С тех пор, как Кенни появилась на курорте, я выполнял свои ежедневные задачи. Всегда думал, что на этой неделе у нас не было простоев, но, как оказалось, они были. Наверное, я так привык работать в черепашьем темпе в течение остальной части года, что это просто стало моей рутиной, независимо от того, насколько мы были загружены.
С другой стороны, без Кенни здесь, какая у меня была причина работать быстрее?
Не в первый раз я задавался вопросом, каково будет без нее здесь. Особенно после вчерашнего вечера. Я не знал как смогу прикоснуться к ней, полностью быть с ней, а затем отпустить ее. Конечно, я не думал об этом, прежде чем прижать девушку к окну своей спальни.
Или стене в душе.
Я покачал головой, надеясь, что это на время развеет эти мысли. У меня была работа, которую нужно было сделать, и мне нужно был спуститься с облаков. Чем быстрее выполню это задание, тем скорее смогу снова ее увидеть — я должен был встретиться с ней после уборки главного дома.
Но как только я открыл дверь в «Скворечник», то понял, что мне не придется ничего убирать, прежде чем увидеть ее, потому что она была там. Девушка стояла ко мне спиной, но я знал, что это была она. Кенни стояла перед витриной, опустив голову, как будто молилась. Я медленно подошел ближе, задаваясь вопросом, что удерживало ее внимание — и почему она не услышала, как я вошел, — и в то же время не пугая ее, как сделал прошлый раз на ее крыльце.
Кенни, казалось, изучала что-то на своем телефоне, поэтому я тихо произнес ее имя.
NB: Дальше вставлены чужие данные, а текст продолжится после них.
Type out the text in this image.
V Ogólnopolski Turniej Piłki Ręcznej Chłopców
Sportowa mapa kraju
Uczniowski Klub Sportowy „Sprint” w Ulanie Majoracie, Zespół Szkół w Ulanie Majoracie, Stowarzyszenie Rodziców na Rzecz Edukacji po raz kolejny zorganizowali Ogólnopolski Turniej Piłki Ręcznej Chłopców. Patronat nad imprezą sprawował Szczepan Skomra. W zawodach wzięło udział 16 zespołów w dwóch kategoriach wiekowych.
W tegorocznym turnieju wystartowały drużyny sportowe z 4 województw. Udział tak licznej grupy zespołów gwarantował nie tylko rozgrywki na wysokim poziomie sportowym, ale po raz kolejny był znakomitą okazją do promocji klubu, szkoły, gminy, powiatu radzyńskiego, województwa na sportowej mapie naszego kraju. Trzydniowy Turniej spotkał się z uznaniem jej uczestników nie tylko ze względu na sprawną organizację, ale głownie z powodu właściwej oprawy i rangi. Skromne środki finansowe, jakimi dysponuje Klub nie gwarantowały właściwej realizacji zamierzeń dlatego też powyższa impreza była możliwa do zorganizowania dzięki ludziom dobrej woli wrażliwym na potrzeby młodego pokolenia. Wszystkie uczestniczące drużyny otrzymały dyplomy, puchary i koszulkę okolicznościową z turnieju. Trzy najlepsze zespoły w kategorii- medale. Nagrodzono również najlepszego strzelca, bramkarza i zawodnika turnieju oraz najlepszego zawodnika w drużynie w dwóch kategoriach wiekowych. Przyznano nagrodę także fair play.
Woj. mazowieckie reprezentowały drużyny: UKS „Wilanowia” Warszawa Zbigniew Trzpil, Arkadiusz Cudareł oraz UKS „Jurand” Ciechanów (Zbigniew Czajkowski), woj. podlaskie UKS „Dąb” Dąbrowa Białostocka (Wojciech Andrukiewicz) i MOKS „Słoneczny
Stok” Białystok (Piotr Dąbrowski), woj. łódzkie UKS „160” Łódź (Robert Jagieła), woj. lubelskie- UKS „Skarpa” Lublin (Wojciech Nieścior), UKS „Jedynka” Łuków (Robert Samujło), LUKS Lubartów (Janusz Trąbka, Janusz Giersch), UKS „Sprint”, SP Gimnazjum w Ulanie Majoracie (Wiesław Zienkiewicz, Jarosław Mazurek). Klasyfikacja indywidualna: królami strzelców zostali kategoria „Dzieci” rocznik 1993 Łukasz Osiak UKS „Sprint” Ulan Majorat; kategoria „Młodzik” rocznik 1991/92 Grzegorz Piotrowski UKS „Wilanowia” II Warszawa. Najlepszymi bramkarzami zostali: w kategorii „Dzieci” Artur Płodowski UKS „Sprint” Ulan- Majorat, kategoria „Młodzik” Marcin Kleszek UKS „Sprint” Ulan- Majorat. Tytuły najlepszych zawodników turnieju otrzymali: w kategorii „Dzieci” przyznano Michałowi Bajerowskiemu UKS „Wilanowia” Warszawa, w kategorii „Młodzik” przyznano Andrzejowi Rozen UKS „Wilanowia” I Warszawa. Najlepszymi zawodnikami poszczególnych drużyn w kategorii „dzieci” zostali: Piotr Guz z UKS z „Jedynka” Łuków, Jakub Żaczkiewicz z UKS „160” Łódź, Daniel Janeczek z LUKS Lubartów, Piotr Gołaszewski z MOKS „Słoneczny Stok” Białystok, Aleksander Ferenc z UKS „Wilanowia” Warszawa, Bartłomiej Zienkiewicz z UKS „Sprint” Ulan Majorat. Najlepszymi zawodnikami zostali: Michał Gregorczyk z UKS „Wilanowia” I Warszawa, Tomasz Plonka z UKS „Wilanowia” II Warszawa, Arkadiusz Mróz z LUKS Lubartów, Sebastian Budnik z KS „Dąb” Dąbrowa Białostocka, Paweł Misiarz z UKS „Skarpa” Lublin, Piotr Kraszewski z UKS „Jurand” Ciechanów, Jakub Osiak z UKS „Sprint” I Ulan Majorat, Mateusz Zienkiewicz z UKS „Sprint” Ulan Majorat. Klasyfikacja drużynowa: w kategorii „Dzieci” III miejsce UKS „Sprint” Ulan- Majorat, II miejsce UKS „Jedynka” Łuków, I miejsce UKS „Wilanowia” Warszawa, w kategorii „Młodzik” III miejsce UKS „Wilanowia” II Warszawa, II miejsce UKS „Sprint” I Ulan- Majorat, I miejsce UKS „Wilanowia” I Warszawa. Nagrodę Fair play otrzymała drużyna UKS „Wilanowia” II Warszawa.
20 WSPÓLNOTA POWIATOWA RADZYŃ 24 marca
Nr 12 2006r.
— Кенни, — практически шепотом позвал я.
Нет ответа.
Поэтому я сделал еще один шаг к ней.
— Кенни. — На этот раз чуть громче.
По-прежнему ничего.
Задаваясь вопросом, не была ли девушка плодом моего воображения, я подошел к ней сбоку, на пару футов. С опущенной головой ее лицо было скрыто за вуалью из светлого шелка, что, вероятно, ограничивало ее периферийное зрение.
— Кенни. — Я попробовал в последний раз, и когда она все еще не ответила или не отреагировала, я воспользовался другим ее органом чувств — осязанием.
Когда я слегка задел ее руку, девушка подпрыгнула так высоко, что я бы не удивился, если бы обе ноги оторвались от земли. Но как только она узнала меня, обожание сменило страх в ее глазах. Я обнаружил, что она не могла меня слышать, потому что у нее были наушники, вероятно, она слушала музыку.
— Ты напугал меня до чертиков, Дрю, — выдохнула она, прижимая руку к груди. По крайней мере, на ее лице была улыбка. — Должно быть, я слишком сосредоточилась, чтобы заметить тебя. Наверное, поэтому мама всегда говорит не носить наушники в общественных местах.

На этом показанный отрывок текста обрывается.